Why GiveWell should use complete uncertainty quantification

Dec 27, 2022

GiveWell is a charity evaluator which distributes hundreds of millions of dollars annually to charities it estimates to be highly cost effective. It regularly publishes a quantitative cost effectiveness model, which is an influential input into its decision-making. In 2022, GiveWell launched the Change Our Minds contest, intended to incentivize interested researchers to publish critiques of the cost effectiveness model. This blogpost is inspired by an entry I co-authored with Sam Nolan and Hannah Rokebrand, which received an Honourable Mention ($5K cash prize).

In the entry, we quantify the uncertainty in each parameter of GiveWell’s model. One potential use of such quantification (which we don’t do in the entry) is to perform explicit Bayesian adjustments of the final cost effectiveness estimates, in order to correct for the Optimizer’s Curse.1 (In short, we should ‘penalize’ more uncertain estimates in favour of less uncertain estimates, even if we are risk neutral.) This blogpost shares the results of such a Bayesian adjustment, and makes arguments in favour of GiveWell adopting what I call “complete uncertainty quantification” in its cost effectiveness models.

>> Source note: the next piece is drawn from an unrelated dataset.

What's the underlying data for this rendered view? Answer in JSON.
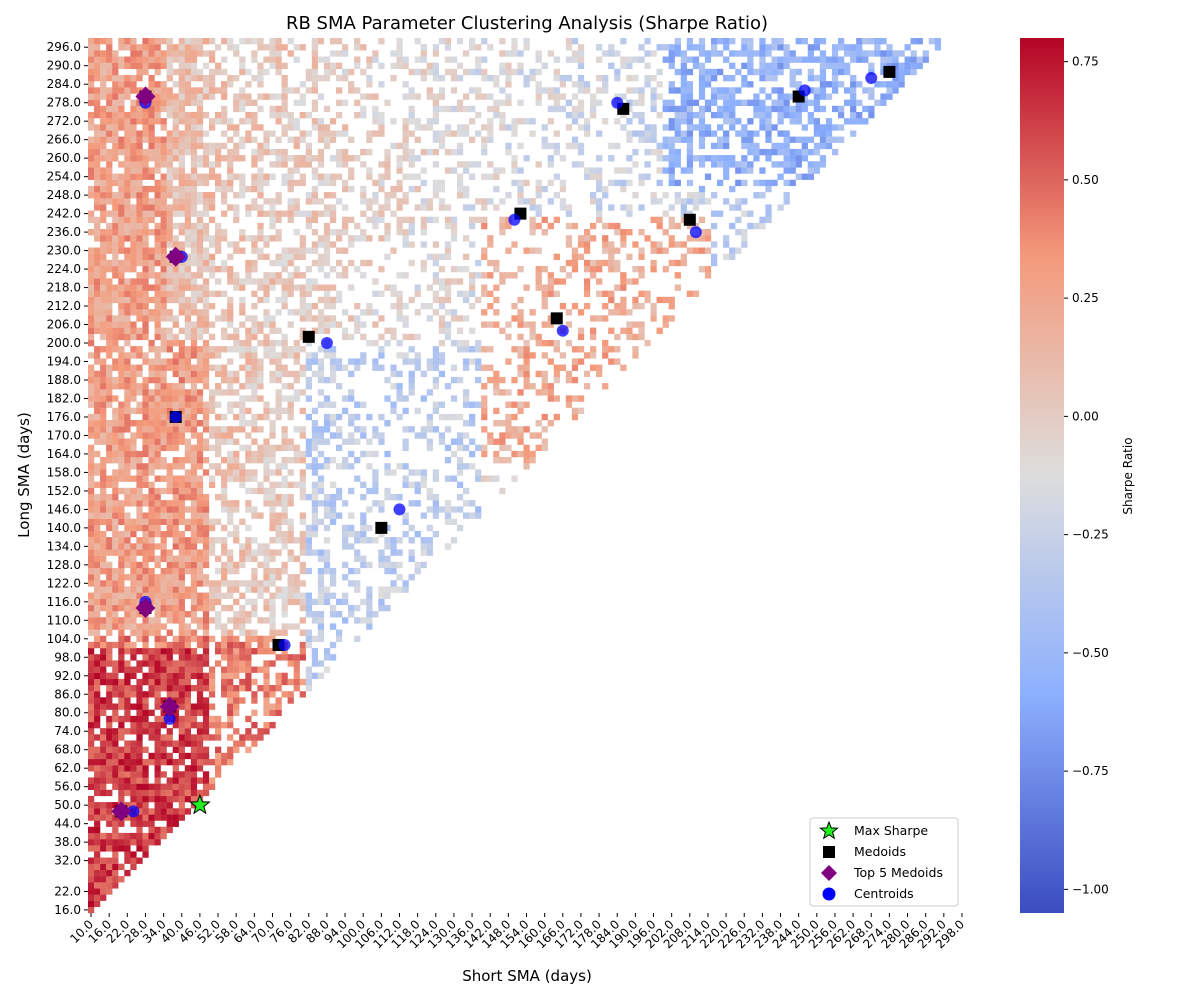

Edit: I no longer endorse all arguments made in this post, but I appreciate that GiveWell researchers have engaged with it. I am leaving it up, unedited, as a sort of steelman of a thesis I now don’t quite agree with.

0. What is this?

This blogpost is an informally-written compilation of arguments in favour of complete uncertainty quantification. I draw mostly upon others’ recent criticisms of GiveWell, as well as some original work and arguments. The major weakness in this post is that I do not defend complete uncertainty quantification against some of the obvious objections (i.e., that choosing the right probability distributions is arbitrary, it may have communication downsides, etc.). Instead, my focus is on why the alternatives of a) not quantifying uncertainty, and b) only partially quantifying uncertainty will lead to a suboptimal allocation of philanthropic funding.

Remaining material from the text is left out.